In the case of replacement, an invoice will be issued for the new Product, which will be cancelled by a credit note once the defective Product has been received and analysed as such by the Vendor.

Interventions under the guarantee shall not have the effect of extending the duration of the guarantee.

8.4. In any event, the Vendor's civil liability, for all causes with the exception of bodily injury and gross negligence, is limited to a sum not exceeding the amount of the sums collected in respect of the sale which is the subject of the dispute.


Where necessary, it is hereby recalled that the Seller has exclusive rights over the trademarks and distinctive signs as well as the other Intellectual Property Rights relating to its Products (in particular, technical and commercial data sheets, plans, photographs, etc., without this list being exhaustive) in order to be the owner thereof.

Consequently, the Buyer may not acquire, modify, exploit or register any industrial or intellectual property rights, such as patents, designs, models, trademarks, commercial names, references and other distinctive signs of the Products, granted to or belonging to the Seller, and in particular on the Products, technical or commercial documentation, names, trademarks, etc...

Any exploitation, production, modification and more generally any use contrary to the rights of the Seller, will give rise on the part of the Seller to any action of its choice, both civil and criminal, in order to put an end to such behaviour and to compensate for the prejudice suffered.

The Buyer undertakes not to register, directly or indirectly, in the territory or outside it, any of the patents, designs, models, trademarks, trade names, references and other distinctive signs granted to or belonging to the Seller or which resemble them, nor to incorporate them, even partially, into its name or into one of its distinctive signs or domain names.

The Buyer undertakes to inform the Seller without delay of any infringement of the Seller's industrial or intellectual property rights in the territory of which it becomes aware. The Buyer undertakes to do its best to assist and help the Seller to protect itself against such infringements.


The Seller reserves the right to suspend or terminate all or part of the sale, ipso jure, in the event of force majeure or fortuitous events such as, in particular, strikes, lock-outs, bad weather, insufficient quantities of Products on the market, likely to halt or reduce the sale of its Products or any causes not directly and exclusively attributable to the Seller.

The Vendor will inform the Buyer as soon as possible. Orders in progress are therefore postponed until the end of the force majeure event.

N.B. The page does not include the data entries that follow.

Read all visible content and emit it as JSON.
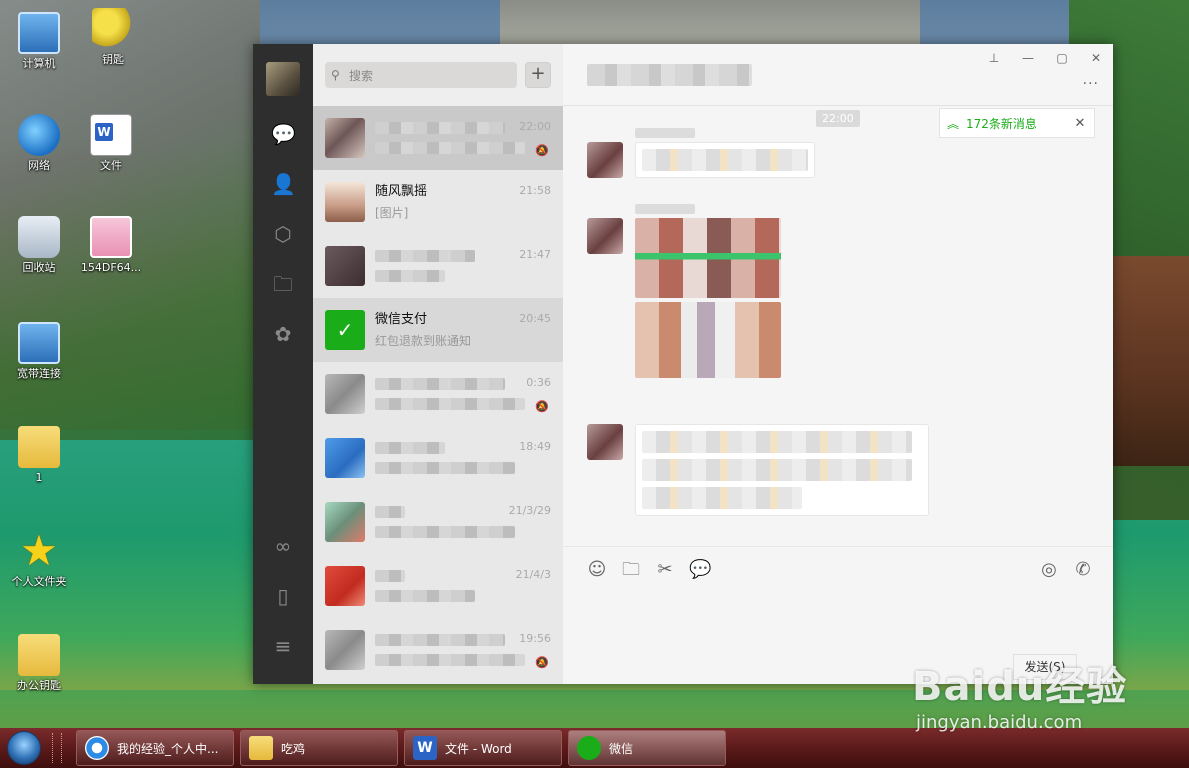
{
  "desktop": {
    "icons": [
      {
        "label": "计算机"
      },
      {
        "label": "钥匙"
      },
      {
        "label": "网络"
      },
      {
        "label": "文件"
      },
      {
        "label": "回收站"
      },
      {
        "label": "154DF64..."
      },
      {
        "label": "宽带连接"
      },
      {
        "label": "1"
      },
      {
        "label": "个人文件夹"
      },
      {
        "label": "办公钥匙"
      }
    ]
  },
  "wechat": {
    "search": {
      "placeholder": "搜索"
    },
    "add_label": "+",
    "chats": [
      {
        "name": "",
        "preview": "",
        "time": "22:00",
        "muted": true
      },
      {
        "name": "随风飘摇",
        "preview": "[图片]",
        "time": "21:58"
      },
      {
        "name": "",
        "preview": "",
        "time": "21:47"
      },
      {
        "name": "微信支付",
        "preview": "红包退款到账通知",
        "time": "20:45"
      },
      {
        "name": "",
        "preview": "",
        "time": "0:36",
        "muted": true
      },
      {
        "name": "",
        "preview": "",
        "time": "18:49"
      },
      {
        "name": "",
        "preview": "",
        "time": "21/3/29"
      },
      {
        "name": "",
        "preview": "",
        "time": "21/4/3"
      },
      {
        "name": "",
        "preview": "",
        "time": "19:56",
        "muted": true
      }
    ],
    "conversation": {
      "time_divider": "22:00",
      "new_messages": "172条新消息",
      "send_label": "发送(S)"
    },
    "window_controls": [
      "⊥",
      "—",
      "▢",
      "✕"
    ],
    "more_label": "···"
  },
  "taskbar": {
    "items": [
      {
        "label": "我的经验_个人中..."
      },
      {
        "label": "吃鸡"
      },
      {
        "label": "文件 - Word"
      },
      {
        "label": "微信"
      }
    ]
  },
  "watermark": {
    "brand": "Baidu经验",
    "url": "jingyan.baidu.com"
  },
  "colors": {
    "wechat_green": "#1aad19",
    "nav_bg": "#2e2e2e",
    "list_bg": "#e8e8e8",
    "taskbar": "#5c1a1a"
  }
}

The Vendor reserves ownership of the Products sold to the Buyer until full and effective payment of the full price has been received by the Vendor. The Products are considered to have been effectively paid for when the total price, including taxes, has been definitively credited to the Vendor's bank account. Failure to pay on any of the due dates may therefore result in the Products being reclaimed. Nevertheless, from the time of delivery, the Buyer assumes responsibility for any damage that these Products may suffer or cause.


The parties reciprocally undertake a general obligation of confidentiality relating to all oral or written information, whatever it may be and whatever the medium, exchanged within the framework of the preparation and performance of the contract, except for information which is generally known to the public or which may become so through no fault of the Buyer.

The Buyer undertakes to take all necessary measures to ensure compliance with this obligation of confidentiality, throughout the term of the contract and even after its expiry, and undertakes to ensure that all of its employees comply with this obligation. This obligation is an obligation of result.


The Parties authorise each other to collect, process and transfer personal data concerning themselves or their Customers, in particular for the purposes of performing this Contract.

This data may be transmitted to any contractor or entity in their group, for the purposes of carrying out their respective activities.

The Parties have the right to access, modify, rectify and delete data concerning them, in accordance with the amended French Data Protection Act of 6 January 1978.